Establishing rapport and creating a sense of trust among DMT members sets the stage for open communication that leads to positive results. Everyone wants to feel that his or her opinion is valued and appreciated.
Dr. Joshua Kish, Anatomic and Clinical Pathologist at Greensboro Pathology Associates and Medical Director for the Aurora Research Institute, participated in a DMT during his residency at Massachusetts General Hospital.
“The trust was there already because our group was led by Dr. Laposata, and he had already established such a strong knowledge base and team of physicians across multiple disciplines,” he said.
Dr. Kish feels that working with passionate doctors who represented a broad spectrum of relevant disciplines and respected the opinions of their fellow participants was a key contributing factor to his DMT’s success.
“The commonality was that we looked forward to doing rounds and discussing these cases to get input from everyone’s experience and knowledge,” he continued. “Having that trust, we were able to come up with verbal interpretations and recommendations that people were willing to really listen to. It was an interplay between the lab and the treating clinicians, which I think is really the point of the DMT initiative.”
Every organization struggles with the Catch-22 of finding a way to decrease episodic costs and prevent readmissions while at the same time improving the overall quality of patient care.
DMTs can save your organization money by minimizing overutilization and underutilization of diagnostic tests, and by helping reach definitive diagnoses in less time with fewer studies required. However, demonstrating value to the administrative powers that be in your organization comes down to a matter of being able to quantify results.
Health economist and Executive Director of Health Affairs at the Owen Graduate School of Business at Vanderbilt University, Dr. Larry VanHorn makes a compelling argument for the use of an Interrupted Time Series control that ties DMT intervention to specific cases and time frames, examining differences in resource use and length of stays — measurements that hospital management values and understands.
“The financial challenges faced by hospital administration are growing year over year,” Dr. VanHorn said. “A demonstrated ability to reduce costs and resource consumption will be key to success. One must recognize that management is frequently confronted with the ‘make an investment today and you’ll see a return tomorrow’ story line. Through the use of small pilot/proof-of-concept initiatives, you can produce real data that will make it easier for management to support broader initiatives.”
Selecting a specific patient group or DMT area of focus, Dr. VanHorn suggests comparing financial and operating metrics pre- and post-DMT intervention, taking into account length of stays, resource use, billing and the costs of operating the DMT.
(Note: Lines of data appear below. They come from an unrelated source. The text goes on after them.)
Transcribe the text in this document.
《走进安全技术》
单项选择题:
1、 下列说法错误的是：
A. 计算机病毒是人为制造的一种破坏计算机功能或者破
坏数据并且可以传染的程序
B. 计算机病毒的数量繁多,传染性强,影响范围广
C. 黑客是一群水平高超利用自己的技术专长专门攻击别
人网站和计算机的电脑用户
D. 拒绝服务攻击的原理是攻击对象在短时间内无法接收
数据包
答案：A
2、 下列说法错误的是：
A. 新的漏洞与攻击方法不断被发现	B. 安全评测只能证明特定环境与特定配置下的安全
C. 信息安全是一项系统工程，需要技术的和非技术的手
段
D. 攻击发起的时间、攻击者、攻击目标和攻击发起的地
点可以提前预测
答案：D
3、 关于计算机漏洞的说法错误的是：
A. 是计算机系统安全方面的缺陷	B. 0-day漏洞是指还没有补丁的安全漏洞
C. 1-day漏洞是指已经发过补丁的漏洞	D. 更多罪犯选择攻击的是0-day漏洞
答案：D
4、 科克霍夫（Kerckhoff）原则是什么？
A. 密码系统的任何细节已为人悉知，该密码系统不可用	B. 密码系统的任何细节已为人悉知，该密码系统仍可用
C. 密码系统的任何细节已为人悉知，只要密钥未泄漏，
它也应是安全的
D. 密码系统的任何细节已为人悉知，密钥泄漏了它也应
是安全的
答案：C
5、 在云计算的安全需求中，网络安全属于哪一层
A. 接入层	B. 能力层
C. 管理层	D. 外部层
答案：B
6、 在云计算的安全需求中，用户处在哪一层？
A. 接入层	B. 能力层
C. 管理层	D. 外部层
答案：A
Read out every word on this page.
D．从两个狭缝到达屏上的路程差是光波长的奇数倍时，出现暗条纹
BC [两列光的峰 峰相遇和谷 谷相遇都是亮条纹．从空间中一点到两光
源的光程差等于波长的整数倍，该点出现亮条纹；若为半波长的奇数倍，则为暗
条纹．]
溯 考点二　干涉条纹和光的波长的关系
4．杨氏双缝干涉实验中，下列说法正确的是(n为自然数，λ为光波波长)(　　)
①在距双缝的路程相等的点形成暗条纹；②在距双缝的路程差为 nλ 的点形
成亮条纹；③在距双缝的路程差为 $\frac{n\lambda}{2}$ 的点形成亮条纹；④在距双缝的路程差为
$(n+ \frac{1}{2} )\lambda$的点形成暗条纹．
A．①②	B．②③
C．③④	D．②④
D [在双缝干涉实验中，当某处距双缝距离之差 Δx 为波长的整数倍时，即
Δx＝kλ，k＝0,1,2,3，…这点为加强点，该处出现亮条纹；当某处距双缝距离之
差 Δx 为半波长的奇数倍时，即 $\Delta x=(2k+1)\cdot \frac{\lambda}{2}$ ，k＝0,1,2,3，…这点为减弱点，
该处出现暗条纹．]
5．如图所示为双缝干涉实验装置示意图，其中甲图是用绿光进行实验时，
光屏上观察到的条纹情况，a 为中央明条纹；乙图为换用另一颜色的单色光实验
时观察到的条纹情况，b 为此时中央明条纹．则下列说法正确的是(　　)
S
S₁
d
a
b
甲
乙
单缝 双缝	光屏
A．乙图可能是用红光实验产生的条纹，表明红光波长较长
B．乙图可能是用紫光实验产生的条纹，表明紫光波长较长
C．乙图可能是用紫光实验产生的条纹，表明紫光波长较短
“The challenges facing the DMT team are to measure the effect of the intervention, tie it as directly as possible to the DMT initiative, and translate those changes into financially meaningful results for the facility,” he explained. “If successful, through the design of the DMT intervention, the team should be able to approximate a randomized control trial and quantify the incremental differences between the treatment and control population.”